2640 - Evaluating Neurologic Causes of Death in Melanoma Patients with Brain Metastasis Treated with SRS and Immunotherapy: A Retrospective Cohort Study
Presenter(s)
N. T. Nguyen1, and M. D. Chan2; 1Wake Forest Baptist Medical Center, Winston-Salem, NC, 2Department of Radiation Oncology, Wake Forest University School of Medicine, Winston-Salem, NC
Purpose/Objective(s): Melanoma brain metastases have traditionally had a high rate of death from neurologic causes due to hemorrhage, leptomeningeal spread, or local and distant brain failure. The advent of immunotherapy (I/O) has improved survival and decreased neurologic death in metastatic melanoma patients, including patients with brain metastases. It remains unknown, however, what are the causes of death in melanoma brain metastasis patients in the I/O era.
Materials/Methods: A single institution retrospective review was conducted to assess patients with brain metastases from melanoma for causes of death. Eligible patients were identified using our departmental radiosurgery (SRS) database. Patient demographics, tumor characteristics, and clinical outcomes were extracted from the EMRs. Neurologic death was defined as patients dying with progressive neurologic decline or patients with severe neurologic dysfunction dying from intercurrent disease evidenced on MRI or CT scans. Neurologic deaths were then subclassified into the following causes: leptomeningeal disease, local failure, distant failure, and hemorrhage. Baseline characteristics were compared using Pearson’s chi-squared test for categorical variables and Kruskal-Wallis test for continuous variables. Incidence of neurologic death and subclassifications of neurologic death between patients treated with I/O within 3 months after first SRS treatment and those not treated with I/O were compared using the log-rank test.

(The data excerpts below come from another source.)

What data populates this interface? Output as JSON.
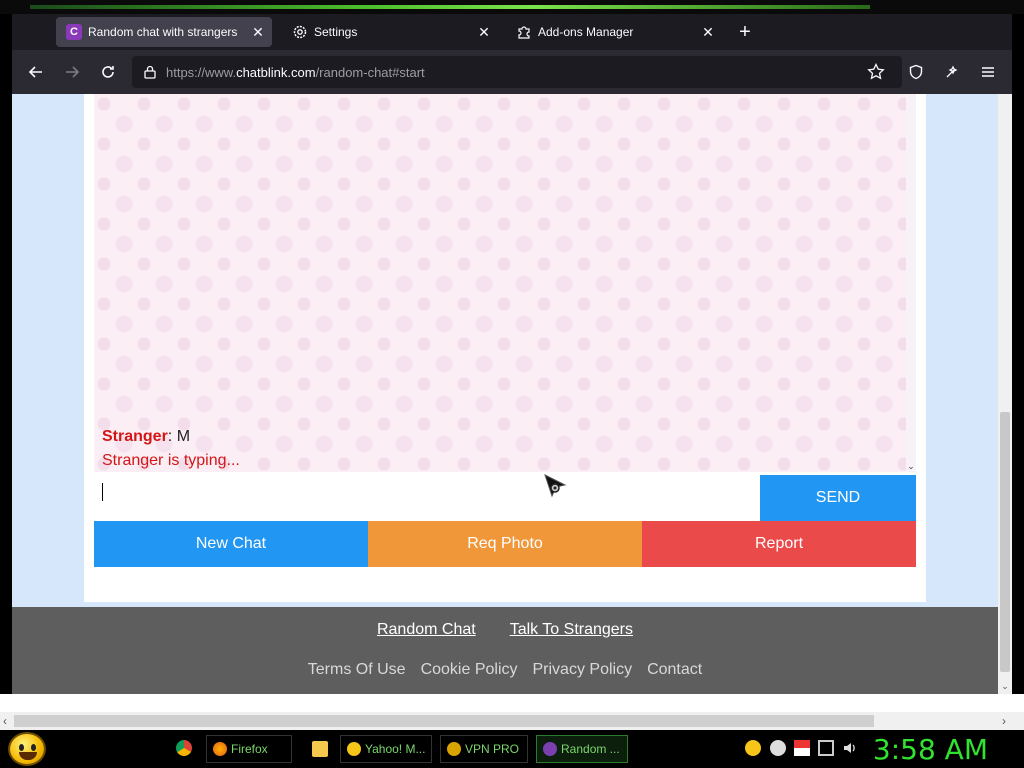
{
  "browser": {
    "tabs": [
      {
        "label": "Random chat with strangers",
        "favicon": "chatblink-favicon",
        "active": true
      },
      {
        "label": "Settings",
        "favicon": "gear-icon",
        "active": false
      },
      {
        "label": "Add-ons Manager",
        "favicon": "puzzle-icon",
        "active": false
      }
    ],
    "url_prefix": "https://www.",
    "url_domain": "chatblink.com",
    "url_path": "/random-chat#start"
  },
  "chat": {
    "message_sender": "Stranger",
    "message_text": ": M",
    "typing_status": "Stranger is typing...",
    "input_placeholder": "",
    "send_label": "SEND",
    "new_chat_label": "New Chat",
    "req_photo_label": "Req Photo",
    "report_label": "Report"
  },
  "footer": {
    "primary_links": [
      "Random Chat",
      "Talk To Strangers"
    ],
    "secondary_links": [
      "Terms Of Use",
      "Cookie Policy",
      "Privacy Policy",
      "Contact"
    ]
  },
  "taskbar": {
    "items": [
      {
        "label": "Firefox"
      },
      {
        "label": "Yahoo! M..."
      },
      {
        "label": "VPN PRO"
      },
      {
        "label": "Random ..."
      }
    ],
    "clock": "3:58 AM"
  },
  "colors": {
    "send": "#2196f3",
    "new_chat": "#2196f3",
    "req_photo": "#f0973a",
    "report": "#ea4a4a",
    "stranger_red": "#d41616",
    "footer_bg": "#5e5e5e",
    "clock_green": "#2fe32f"
  }
}
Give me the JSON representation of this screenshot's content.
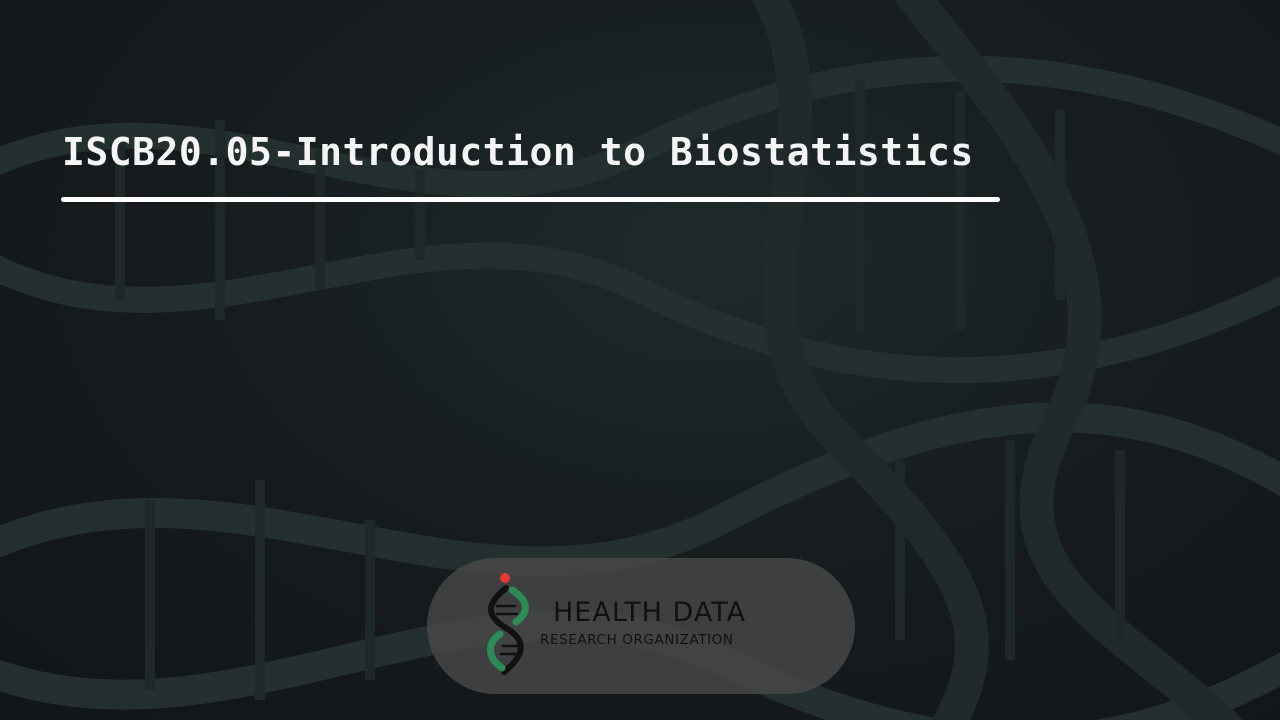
{
  "slide": {
    "title": "ISCB20.05-Introduction to Biostatistics"
  },
  "logo": {
    "line1": "HEALTH DATA",
    "line2": "RESEARCH ORGANIZATION",
    "icon": "dna-helix-icon"
  },
  "colors": {
    "title_text": "#f4f4f4",
    "underline": "#ffffff",
    "logo_dot": "#e53935",
    "logo_green": "#2e8b57",
    "logo_dark": "#111111"
  }
}
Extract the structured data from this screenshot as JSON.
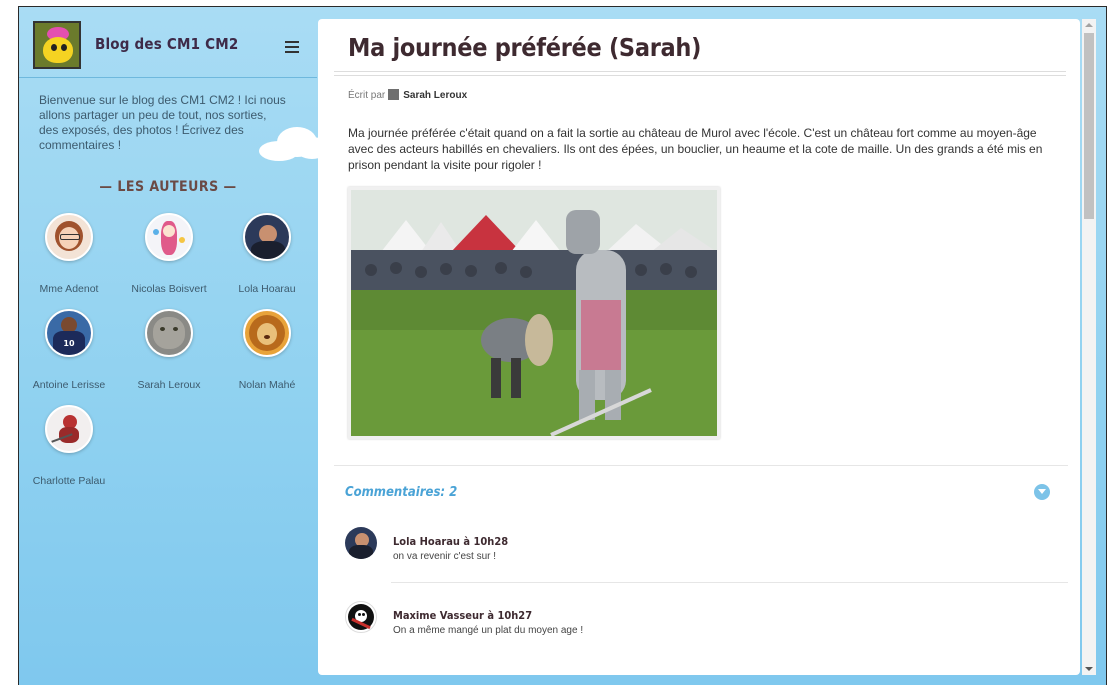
{
  "sidebar": {
    "blog_title": "Blog des CM1 CM2",
    "intro": "Bienvenue sur le blog des CM1 CM2 ! Ici nous allons partager un peu de tout, nos sorties, des exposés, des photos ! Écrivez des commentaires !",
    "authors_title": "— LES AUTEURS —",
    "authors": [
      {
        "name": "Mme Adenot"
      },
      {
        "name": "Nicolas Boisvert"
      },
      {
        "name": "Lola Hoarau"
      },
      {
        "name": "Antoine Lerisse"
      },
      {
        "name": "Sarah Leroux"
      },
      {
        "name": "Nolan Mahé"
      },
      {
        "name": "Charlotte Palau"
      }
    ]
  },
  "post": {
    "title": "Ma journée préférée (Sarah)",
    "byline_prefix": "Écrit par",
    "author": "Sarah Leroux",
    "body": "Ma journée préférée c'était quand on a fait la sortie au château de Murol avec l'école. C'est un château fort comme au moyen-âge avec des acteurs habillés en chevaliers. Ils ont des épées, un bouclier, un heaume et la cote de maille. Un des grands a été mis en prison pendant la visite pour rigoler !"
  },
  "comments": {
    "title": "Commentaires: 2",
    "items": [
      {
        "author": "Lola Hoarau à 10h28",
        "text": "on va revenir c'est sur !"
      },
      {
        "author": "Maxime Vasseur à 10h27",
        "text": "On a même mangé un plat du moyen age !"
      }
    ]
  },
  "colors": {
    "sidebar_bg": "#8fd1f0",
    "title_color": "#3e2a30",
    "accent": "#4aa3d6"
  }
}
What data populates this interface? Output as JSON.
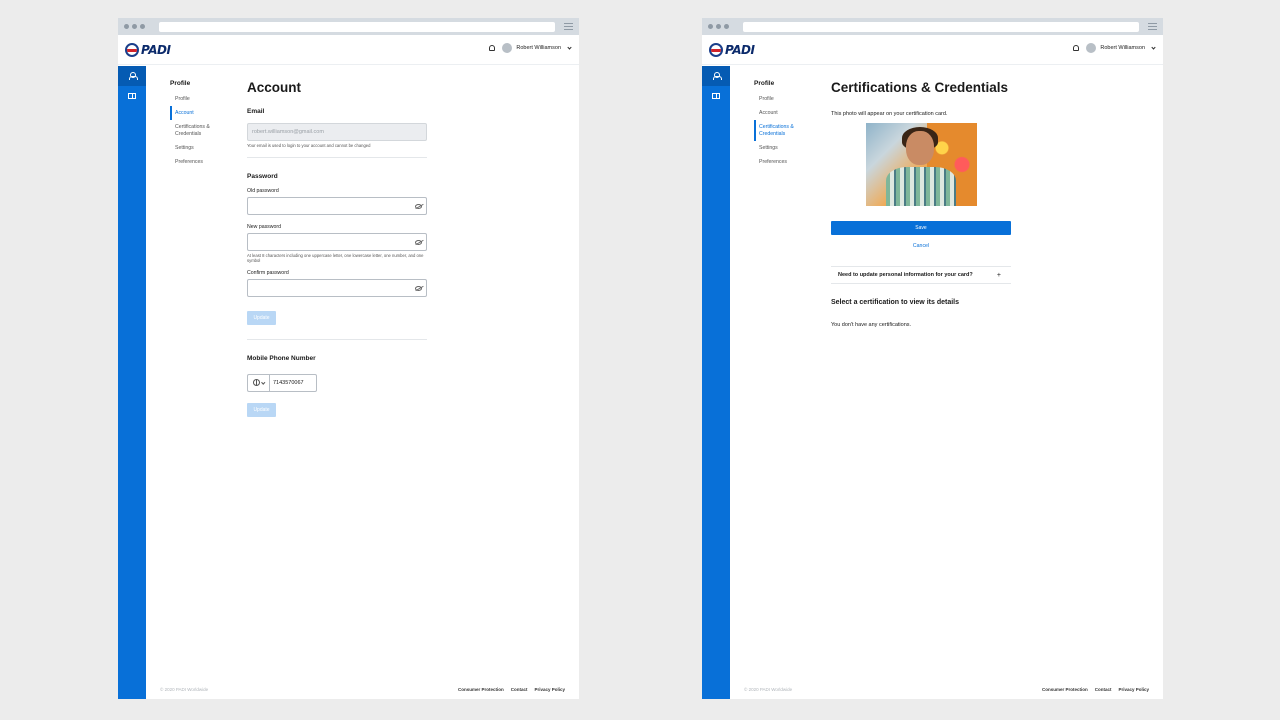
{
  "brand": {
    "logo_text": "PADI",
    "accent": "#0870d8"
  },
  "header": {
    "user_name": "Robert Williamson",
    "bell_icon": "bell-icon"
  },
  "subnav": {
    "title": "Profile",
    "items": [
      {
        "label": "Profile"
      },
      {
        "label": "Account"
      },
      {
        "label": "Certifications &\nCredentials"
      },
      {
        "label": "Settings"
      },
      {
        "label": "Preferences"
      }
    ]
  },
  "account": {
    "title": "Account",
    "email": {
      "heading": "Email",
      "value": "robert.williamson@gmail.com",
      "helper": "Your email is used to login to your account and cannot be changed"
    },
    "password": {
      "heading": "Password",
      "old_label": "Old password",
      "new_label": "New password",
      "new_helper": "At least 8 characters including one uppercase letter, one lowercase letter, one number, and one symbol",
      "confirm_label": "Confirm password",
      "update_label": "Update"
    },
    "phone": {
      "heading": "Mobile Phone Number",
      "value": "7143570067",
      "update_label": "Update"
    }
  },
  "certifications": {
    "title": "Certifications & Credentials",
    "photo_note": "This photo will appear on your certification card.",
    "save_label": "Save",
    "cancel_label": "Cancel",
    "accordion_label": "Need to update personal information for your card?",
    "select_heading": "Select a certification to view its details",
    "empty_text": "You don't have any certifications."
  },
  "footer": {
    "copyright": "© 2020 PADI Worldwide",
    "links": [
      "Consumer Protection",
      "Contact",
      "Privacy Policy"
    ]
  }
}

Results: Between 2000 and 2019, a total of 140 patients with melanoma brain metastases were treated with SRS. Of these patients, 24 (17.1%) were treated with I/O. The mean duration of follow-up from SRS was 13 months. The mean age of patients was 58 years old. At initial SRS, patients had a mean KPS of 79 and a mean of 3 brain metastases. The I/O group had a significantly higher number of brain metastases (5 vs 2.5, p<0.001) and proportion of patients alive at end of study follow-up (29.2% vs 3.4%, p<0.001) compared to patients without I/O. Cumulative incidence of neurologic death for all patients in the series was 20.7%, 32.9% and 39.3% at 6, 12 and 24 months. Cumulative incidence of neurologic death was 16.7%, 16.7% and 20.8% at 6, 12 and 24 months for patients receiving I/O and 21.6%, 36.2% and 42.2% at 6, 12 and 24 months for patients not receiving I/O (p=0.01). The proportion of patients not receiving I/O who died of leptomeningeal disease, local failure, distant failure, and hemorrhage compared to patients receiving I/O was not significantly different (13%, 4%, 44% and 39% vs 14%, 0%, 43% and 43%, p=0.43).
Conclusion: I/O has decreased the incidence of neurologic death in patients with melanoma brain metastases treated with SRS. This decrease in neurologic death is not driven by a particular etiology of disease progression. Despite the higher burden of brain metastasis at initial SRS in patients receiving I/O in our study, we observed improved clinical outcomes without a change in the distribution of neurologic causes of death.